この「ホロコースト」志向が、七〇年代の後半にユダヤ人社会の垣根を超えて「輝かしい第二次世界大戦」の記憶を求める米社会のメインストリームに流れ込む。というのは、第二次世界大戦下に起こったこのジェノサイドほど、敵国の不正義を示し、結果として米国のした戦争の正義を証明してくれる事件はないからである。
こうして種々雑多な無数の事件が起こった第二次世界大戦をホロコーストに収斂させる「ホロコースト」史観が成立する。

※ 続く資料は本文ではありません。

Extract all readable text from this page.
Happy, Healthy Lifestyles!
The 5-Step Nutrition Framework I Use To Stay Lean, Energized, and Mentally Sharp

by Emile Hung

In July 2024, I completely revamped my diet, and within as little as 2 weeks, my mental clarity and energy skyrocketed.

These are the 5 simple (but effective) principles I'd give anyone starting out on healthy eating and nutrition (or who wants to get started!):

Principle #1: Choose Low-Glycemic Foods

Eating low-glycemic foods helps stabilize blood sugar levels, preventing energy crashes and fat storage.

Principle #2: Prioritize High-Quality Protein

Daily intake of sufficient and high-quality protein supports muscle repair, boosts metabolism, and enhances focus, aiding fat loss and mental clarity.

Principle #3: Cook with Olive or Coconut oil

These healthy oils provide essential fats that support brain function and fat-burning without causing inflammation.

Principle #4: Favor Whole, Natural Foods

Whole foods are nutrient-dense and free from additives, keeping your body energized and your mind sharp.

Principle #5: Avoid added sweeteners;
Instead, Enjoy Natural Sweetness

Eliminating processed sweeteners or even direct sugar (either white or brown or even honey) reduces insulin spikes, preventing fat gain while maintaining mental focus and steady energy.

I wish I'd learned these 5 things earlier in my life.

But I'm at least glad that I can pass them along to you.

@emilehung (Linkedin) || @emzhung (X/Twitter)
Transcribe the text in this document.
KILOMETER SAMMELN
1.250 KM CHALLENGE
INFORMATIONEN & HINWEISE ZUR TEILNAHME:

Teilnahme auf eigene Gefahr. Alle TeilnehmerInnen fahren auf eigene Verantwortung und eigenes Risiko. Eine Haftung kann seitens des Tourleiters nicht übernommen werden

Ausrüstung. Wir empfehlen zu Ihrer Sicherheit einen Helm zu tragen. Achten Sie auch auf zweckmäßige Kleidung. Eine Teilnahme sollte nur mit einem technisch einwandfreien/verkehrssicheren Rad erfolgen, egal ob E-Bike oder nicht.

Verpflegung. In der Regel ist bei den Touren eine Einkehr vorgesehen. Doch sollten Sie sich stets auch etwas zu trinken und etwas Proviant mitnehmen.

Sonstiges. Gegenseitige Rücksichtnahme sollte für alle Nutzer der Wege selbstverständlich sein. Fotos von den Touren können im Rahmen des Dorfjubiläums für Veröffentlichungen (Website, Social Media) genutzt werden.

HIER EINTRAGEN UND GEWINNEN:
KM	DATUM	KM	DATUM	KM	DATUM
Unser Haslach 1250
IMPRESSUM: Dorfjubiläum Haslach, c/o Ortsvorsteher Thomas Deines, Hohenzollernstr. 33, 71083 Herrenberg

ホロコーストの現場である「絶滅収容所」は米軍でなく、ソ連軍に解放されたのであるが、こんな些細な事実は重要でなくなる。
この「ホロコースト」史観が米国社会、しいては欧米社会で普及するにあたり、ユダヤ人が伝統的にメディア世界で重要な地位を占めていたこと、特に涙腺をしぼりつくすハリウッド映画が役立ったことはいうまでもない。
この数年来、米国はホロコースト・ブームというべき状態で、ワシントンを筆頭に大きな町にはホロコースト記念館があり、また多くの大学に「ホロコースト」講座ができ、研究者のポストだけでも千以上あるそうである。この事態は、米国自身は加害者でも被害者でもないし、遠くのヨーロッパで起こった事件であることを考えると、異常である。
国際社会の「歴史紛争」の展開に重要な役割を演じるのは「ホロコースト」をおこした張本人のドイツである。第二次世界大戦に関して、昔からこの国の人々は意識の上で自分たちがした戦争と「ナチがやった収容所での出来事」を切り離して考える傾向が強かった。戦争を直接体験した世代は自分たちが手を下したのではない限り、昔から「ホロコースト」のほうは弾劾するが、反対に「戦争」に対してはアンビバレントな気持を抱いていた。
80年代に入るとこの世代の人々は社会のなかで少数派に転落する。それ以来「戦争の記憶」が希薄になり、第二次世界大戦が「ユダヤ民族虐殺+アルファ」にどんどん縮んでいく傾向にある。この「アルファ」とは、歴史的事実として教科書に記載されているかもしれないが、人々の意識の上で重要でない事件である。
1985年の有名なヴァイツゼッカー演説以来1945年5月8日の敗戦日は「ドイツ国民解放日」として定着してしまった。こうして負けたドイツ人はいなくなると、戦争がなかったことになるのではないのか。これも彼らの意識の上で第二次世界大戦が収縮していく事情を物語る。
こうして、ドイツ社会も米国とは別の事情から「ホロコースト」史観になってしまったのである。戦争の歴史が「ユダヤ民族虐殺」に収縮してしまうと、敗戦国と戦勝国の区別がなくなる。だから米国で進行中の集団訴訟で戦勝国や中立国の企業までもが補償金の支払いを求められている。